Chaudhry's concerns over alleged lack of professional standards and ethics are shared by many people in Fiji - even some of those in the media industry. According to recent research, only 14 per cent of Fiji's journalists have qualifications and they have on average less than three years' experience.

But the prime minister's style of bitter personal attack alienated news executives, publishers and journalists who published and broadcast counter-attacks over the next few days.

Chaudhry singled out four media organisations for a particularly savage attack - the Rupert Murdoch-owned Fiji Times, and locally owned Fiji Sun, Fiji Television Ltd and the regional news magazine Islands Business. And he also directed his fire against some individual journalists.

Irked that newspapers did not run his speech in full, the government paid almost F$12,000 in advertisements to get the prime minister's message published.

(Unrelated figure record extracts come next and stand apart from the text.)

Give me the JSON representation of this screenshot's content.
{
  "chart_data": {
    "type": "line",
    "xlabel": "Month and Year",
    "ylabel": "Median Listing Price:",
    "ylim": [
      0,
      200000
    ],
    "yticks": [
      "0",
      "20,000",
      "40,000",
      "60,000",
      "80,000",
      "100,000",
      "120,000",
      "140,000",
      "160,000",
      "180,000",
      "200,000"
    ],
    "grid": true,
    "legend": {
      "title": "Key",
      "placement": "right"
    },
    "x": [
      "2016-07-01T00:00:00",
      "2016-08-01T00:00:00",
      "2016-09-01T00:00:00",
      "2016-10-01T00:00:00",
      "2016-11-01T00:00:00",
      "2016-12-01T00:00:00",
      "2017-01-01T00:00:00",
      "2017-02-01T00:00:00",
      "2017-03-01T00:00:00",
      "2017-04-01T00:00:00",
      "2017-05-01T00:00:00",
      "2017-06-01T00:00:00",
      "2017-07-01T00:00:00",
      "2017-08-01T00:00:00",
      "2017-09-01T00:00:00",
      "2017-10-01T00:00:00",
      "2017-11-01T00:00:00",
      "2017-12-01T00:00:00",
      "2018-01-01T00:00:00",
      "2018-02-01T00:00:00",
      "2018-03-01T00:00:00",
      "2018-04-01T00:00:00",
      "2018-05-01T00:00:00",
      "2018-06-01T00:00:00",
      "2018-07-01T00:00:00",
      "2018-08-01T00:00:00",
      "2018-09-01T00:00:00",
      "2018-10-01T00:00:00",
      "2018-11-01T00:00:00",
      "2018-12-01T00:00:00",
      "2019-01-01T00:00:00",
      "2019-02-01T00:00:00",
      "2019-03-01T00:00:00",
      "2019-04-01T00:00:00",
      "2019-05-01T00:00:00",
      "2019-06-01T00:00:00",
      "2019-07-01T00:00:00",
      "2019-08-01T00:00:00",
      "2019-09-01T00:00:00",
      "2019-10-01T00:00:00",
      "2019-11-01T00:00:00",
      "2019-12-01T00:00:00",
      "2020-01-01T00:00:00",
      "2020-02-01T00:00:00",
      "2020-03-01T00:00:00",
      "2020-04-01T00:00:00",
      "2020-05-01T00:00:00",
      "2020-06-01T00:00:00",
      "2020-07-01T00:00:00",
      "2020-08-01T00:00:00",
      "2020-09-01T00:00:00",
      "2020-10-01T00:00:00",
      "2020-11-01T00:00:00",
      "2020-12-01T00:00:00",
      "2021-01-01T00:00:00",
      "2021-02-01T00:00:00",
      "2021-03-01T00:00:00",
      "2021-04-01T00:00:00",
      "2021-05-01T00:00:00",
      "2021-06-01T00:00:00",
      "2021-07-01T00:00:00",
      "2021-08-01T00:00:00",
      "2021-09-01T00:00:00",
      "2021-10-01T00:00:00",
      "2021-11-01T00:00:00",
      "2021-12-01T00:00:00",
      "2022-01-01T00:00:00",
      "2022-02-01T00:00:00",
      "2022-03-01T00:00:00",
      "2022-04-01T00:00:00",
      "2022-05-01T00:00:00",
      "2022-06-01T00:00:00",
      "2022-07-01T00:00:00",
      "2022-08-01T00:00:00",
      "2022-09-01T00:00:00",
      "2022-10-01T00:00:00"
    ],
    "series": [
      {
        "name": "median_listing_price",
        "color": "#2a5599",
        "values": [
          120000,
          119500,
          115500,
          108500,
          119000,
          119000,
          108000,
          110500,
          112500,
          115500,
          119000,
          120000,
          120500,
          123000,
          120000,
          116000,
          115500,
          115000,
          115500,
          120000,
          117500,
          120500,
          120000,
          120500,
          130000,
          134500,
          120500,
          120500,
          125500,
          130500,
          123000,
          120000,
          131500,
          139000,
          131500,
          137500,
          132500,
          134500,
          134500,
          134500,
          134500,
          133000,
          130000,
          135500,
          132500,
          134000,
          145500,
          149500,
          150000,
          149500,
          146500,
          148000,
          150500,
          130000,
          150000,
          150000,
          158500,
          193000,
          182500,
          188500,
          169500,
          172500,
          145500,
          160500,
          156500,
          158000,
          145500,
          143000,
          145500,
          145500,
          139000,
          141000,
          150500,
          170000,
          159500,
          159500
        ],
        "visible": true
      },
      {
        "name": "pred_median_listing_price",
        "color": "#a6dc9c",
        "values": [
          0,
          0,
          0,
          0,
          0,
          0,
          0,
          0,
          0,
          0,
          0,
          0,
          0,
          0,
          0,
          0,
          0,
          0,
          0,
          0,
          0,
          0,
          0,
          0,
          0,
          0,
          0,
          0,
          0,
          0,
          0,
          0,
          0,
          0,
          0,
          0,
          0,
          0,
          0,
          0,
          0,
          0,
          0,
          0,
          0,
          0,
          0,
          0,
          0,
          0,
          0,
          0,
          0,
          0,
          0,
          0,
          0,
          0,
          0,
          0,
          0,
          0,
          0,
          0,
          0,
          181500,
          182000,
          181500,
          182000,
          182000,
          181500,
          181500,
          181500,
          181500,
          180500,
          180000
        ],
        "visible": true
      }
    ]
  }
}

Chaudhry said his Government was considering establishing a media tribunal to provide fast remedies in defamation cases.

Reports suggested that a motion would be tabled in Parliament calling for the licensing of foreign-owned media with an annual fee of F$20,000.

The tribunal proposal, in particular, stung Suva-based PINA president William Parkinson into saying: "[Chaudhry's] attacks against the media were draconian to say the least. We have not had those threats made since the military government in 1987."

In the May 1987 coup, Chaudhry was arrested by the military at gunpoint along with other members of the democratically-elected government.
Rabuka staged the coup following protests by some indigenous Fijians against what was perceived as an Indian-dominated government.

Indigenous Fijians make up about 48 per cent of Fiji's 800,000 population. Indo-Fijians, mainly the descendants of indentured labourers brought in by the British colonial government last century, comprise 46 per cent.

Media Council chairman Daryl Tarte has downplayed the issue, saying: "As far I am concerned, there has been no attack on media freedom."

Transparency International offered to mediate between the media and government.

Chairman Ikbal Jannif criticised the hype and called on the media to raise its standards: "We all know, some of us from painful experience, that if you continue to poke a stick at a hornet's nest, the hornets will attack."

* David Robie is journalism coordinator of the University of the South Pacific and co-convenor of Pacific Media Watch.